LONDON (AP) — The British government faced more opposition Thursday to its plans to breach the Brexit agreement with the European Union, with Democratic presidential candidate Joe Biden becoming the latest American politician to express alarm and the EU rejecting the U.K.’s stated rationale.
An EU spokesman insisted the 27-nation bloc was negotiating in good faith with the U.K. and had “literally hundreds” of international deals with which to prove its reliability as a partner after British Prime Minister Boris Johnson insinuated the opposite.
Johnson has argued that his government is pursuing a law that would override parts of the Brexit deal as an insurance policy against “unreasonable” behavior by the EU that could threaten the U.K. unity by disrupting trade between Northern Ireland and the rest of the country.
JThe prime minister’s move to break parts of the EU divorce deal relating to Northern Ireland has triggered fears it could undermine the 1998 Good Friday peace accord that ended decades of violence between Irish nationalists and British unionists.
“We can’t allow the Good Friday Agreement that brought peace to Northern Ireland to become a casualty of Brexit,” Biden tweeted.
“Any trade deal between the U.S. and U.K. must be contingent upon respect for the Agreement and preventing the return of a hard border. Period,” he wrote.
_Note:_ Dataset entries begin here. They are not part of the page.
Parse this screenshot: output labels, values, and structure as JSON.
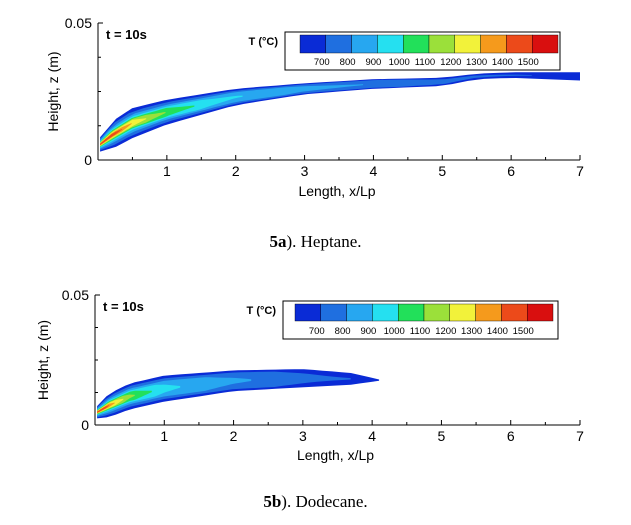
{
  "chart_data": [
    {
      "id": "a",
      "type": "contour",
      "time_label": "t = 10s",
      "xlabel": "Length, x/Lp",
      "ylabel": "Height, z (m)",
      "xlim": [
        0,
        7
      ],
      "ylim": [
        0,
        0.05
      ],
      "xticks": [
        "1",
        "2",
        "3",
        "4",
        "5",
        "6",
        "7"
      ],
      "yticks": [
        "0",
        "0.05"
      ],
      "legend": {
        "title": "T (°C)",
        "levels": [
          "700",
          "800",
          "900",
          "1000",
          "1100",
          "1200",
          "1300",
          "1400",
          "1500"
        ],
        "colors": [
          "#0a2bd6",
          "#1f6fe0",
          "#27a7f0",
          "#25e0f0",
          "#22e05a",
          "#9be03a",
          "#f2f23a",
          "#f59a1c",
          "#ec4a1a",
          "#d90f0f"
        ]
      },
      "plume": {
        "upper": [
          [
            0.02,
            0.008
          ],
          [
            0.2,
            0.014
          ],
          [
            0.5,
            0.019
          ],
          [
            1,
            0.022
          ],
          [
            2,
            0.026
          ],
          [
            3,
            0.028
          ],
          [
            4,
            0.0295
          ],
          [
            5,
            0.03
          ],
          [
            5.5,
            0.0315
          ],
          [
            6,
            0.032
          ],
          [
            7,
            0.032
          ]
        ],
        "lower": [
          [
            7,
            0.029
          ],
          [
            6,
            0.03
          ],
          [
            5.5,
            0.0295
          ],
          [
            5,
            0.027
          ],
          [
            4,
            0.026
          ],
          [
            3,
            0.024
          ],
          [
            2,
            0.02
          ],
          [
            1,
            0.013
          ],
          [
            0.5,
            0.008
          ],
          [
            0.2,
            0.004
          ],
          [
            0.02,
            0.003
          ]
        ]
      },
      "caption_num": "5a",
      "caption_text": "). Heptane."
    },
    {
      "id": "b",
      "type": "contour",
      "time_label": "t = 10s",
      "xlabel": "Length, x/Lp",
      "ylabel": "Height, z (m)",
      "xlim": [
        0,
        7
      ],
      "ylim": [
        0,
        0.05
      ],
      "xticks": [
        "1",
        "2",
        "3",
        "4",
        "5",
        "6",
        "7"
      ],
      "yticks": [
        "0",
        "0.05"
      ],
      "legend": {
        "title": "T (°C)",
        "levels": [
          "700",
          "800",
          "900",
          "1000",
          "1100",
          "1200",
          "1300",
          "1400",
          "1500"
        ],
        "colors": [
          "#0a2bd6",
          "#1f6fe0",
          "#27a7f0",
          "#25e0f0",
          "#22e05a",
          "#9be03a",
          "#f2f23a",
          "#f59a1c",
          "#ec4a1a",
          "#d90f0f"
        ]
      },
      "plume": {
        "upper": [
          [
            0.02,
            0.007
          ],
          [
            0.2,
            0.012
          ],
          [
            0.5,
            0.016
          ],
          [
            1,
            0.019
          ],
          [
            2,
            0.021
          ],
          [
            3,
            0.0215
          ],
          [
            3.7,
            0.02
          ],
          [
            4.1,
            0.0175
          ]
        ],
        "lower": [
          [
            4.1,
            0.017
          ],
          [
            3.7,
            0.0155
          ],
          [
            3,
            0.0145
          ],
          [
            2,
            0.013
          ],
          [
            1,
            0.009
          ],
          [
            0.5,
            0.006
          ],
          [
            0.2,
            0.003
          ],
          [
            0.02,
            0.0025
          ]
        ]
      },
      "caption_num": "5b",
      "caption_text": "). Dodecane."
    }
  ]
}
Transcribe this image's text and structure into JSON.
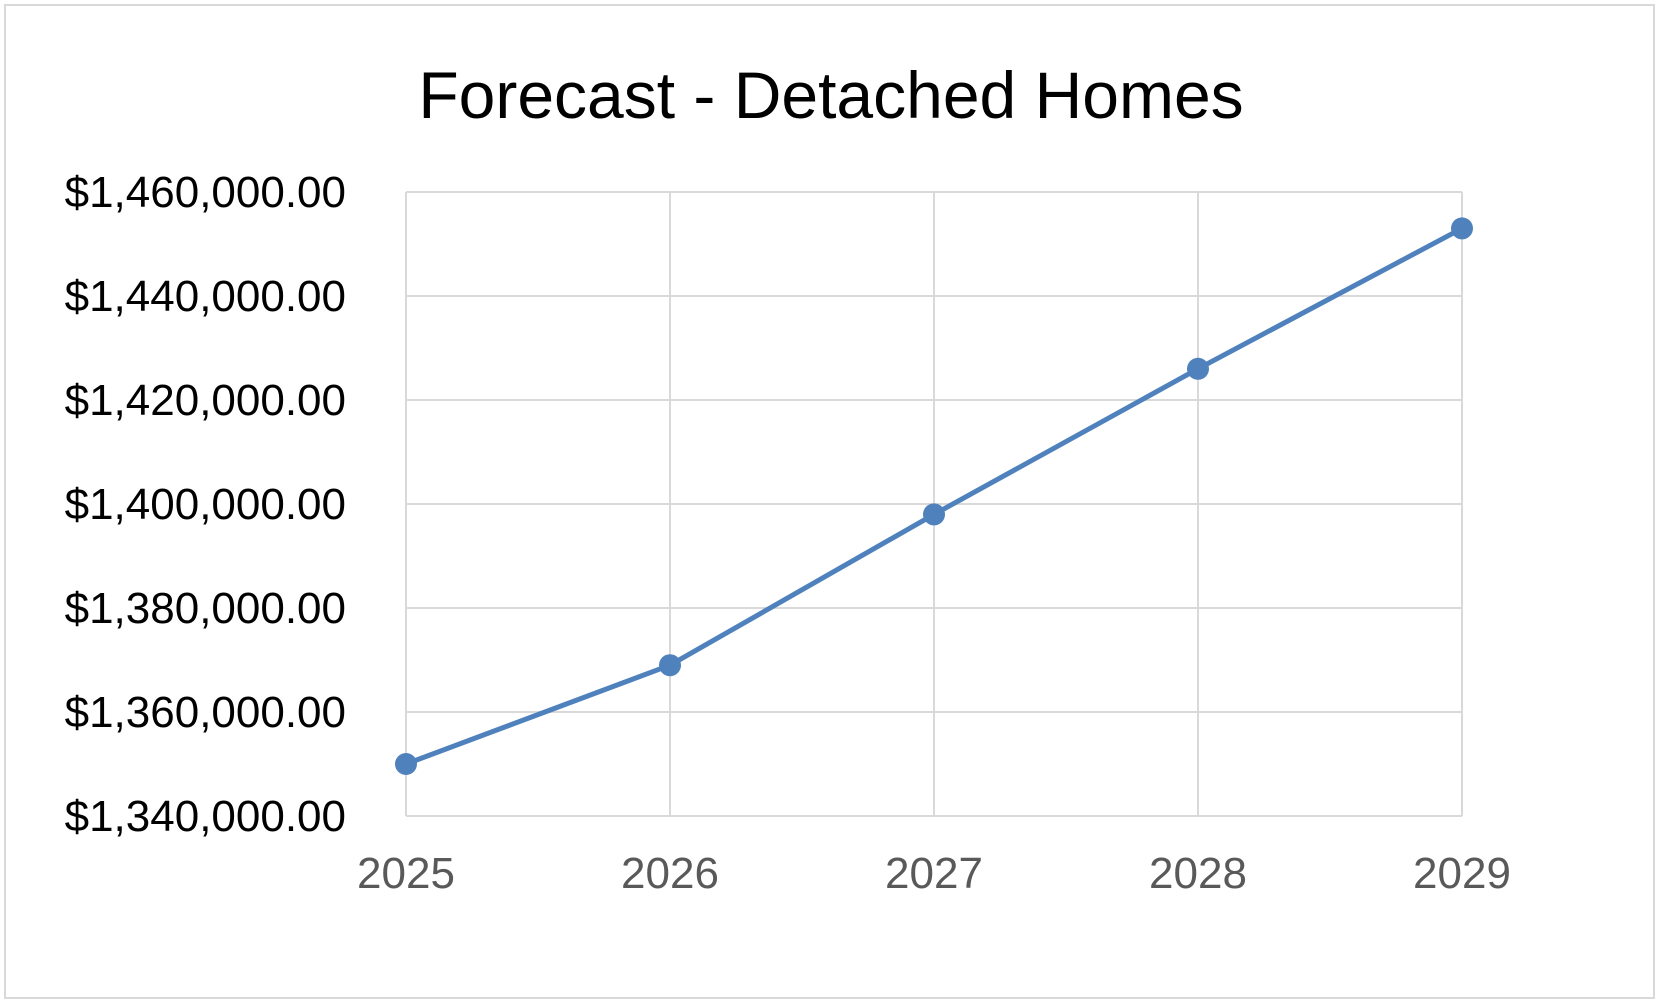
{
  "chart_data": {
    "type": "line",
    "title": "Forecast - Detached Homes",
    "xlabel": "",
    "ylabel": "",
    "categories": [
      "2025",
      "2026",
      "2027",
      "2028",
      "2029"
    ],
    "series": [
      {
        "values": [
          1350000,
          1369000,
          1398000,
          1426000,
          1453000
        ],
        "color": "#4f81bd",
        "markers": true
      }
    ],
    "ylim": [
      1340000,
      1460000
    ],
    "y_ticks": [
      1460000,
      1440000,
      1420000,
      1400000,
      1380000,
      1360000,
      1340000
    ],
    "y_tick_labels": [
      "$1,460,000.00",
      "$1,440,000.00",
      "$1,420,000.00",
      "$1,400,000.00",
      "$1,380,000.00",
      "$1,360,000.00",
      "$1,340,000.00"
    ],
    "grid": true,
    "legend": "none",
    "colors": {
      "gridline": "#d9d9d9",
      "border": "#d9d9d9",
      "y_tick_text": "#000000",
      "x_tick_text": "#595959"
    }
  }
}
Britain and the EU jointly promised in the Brexit divorce agreement to ensure there are no customs posts or other obstacles on the Northern Ireland-Ireland border. The open border is key to the stability that underpins the peace settlement.
British Foreign Secretary Dominic Raab is in Washington this week, and has been trying to assuage American concerns that a British government bill would undermine Northern Ireland peace, if passed by lawmakers.
Raab is meeting U.S. politicians including House Speaker Nancy Pelosi, who has warned that Britain won’t secure a much sought-after trade deal with the United States — which would require congressional approval — if it undermines the peace accord.
Raab insisted the U.K. has an “absolute” commitment to the Good Friday Agreement. He described Britain’s planned law as “precautionary” and “proportionate.”
Secretary of State Mike Pompeo said the U.S. was clear on the importance of the peace accords but understood “the complexity of the situation.”
“We trust the United Kingdom. I am confident they’ll get it right,” he said after meeting Raab.
Jamie Davies, a spokesman for the British prime minister, said the proposed law was intended “precisely to make sure that the Belfast Agreement is upheld in all circumstances.”
“We will continue to engage with our U.S. partners on a bipartisan basis to ensure that our positions are understood,” he said.
Johnson has suggested the bloc might not be negotiating in good faith in talks on post-Brexit relations — an accusation which irked the EU.
“I can point to hundreds, literally hundreds of international agreements signed with very, very different three parties of all of all kinds,”sEU spokesman Eric Mamer said. “They are testifying to, as I think you say in English, a rather splendid track record when it comes to carrying out negotiations in good faith.”
If Johnson had any doubts, Mamer said, “what I would simply do is ask you to go and talk to those third parties with whom we have signed these agreements. And I’m sure that they will testify to the quality of our negotiation.”
The EU has demanded the British government drop its plan by the end of September or face legal action.
The bill, which began its journey through Parliament this week, has also caused an uproar in Britain.
Five former British prime ministers have criticized Johnson’s willingness to break international law, and the government’s top legal civil servant and most senior law officer for Scotland have both resigned.
In an attempt to quiet unease among lawmakers from Johnson’s Conservative Party, the government late Wednesday offered a compromise that would require Parliament to vote before the government took any actions that broke international law.
The U.K. withdrew from the EU’s political institutions on Jan. 31 but remains in a tariff-free transition period until the end of the year while negotiators work out the terms of a future trade relationship.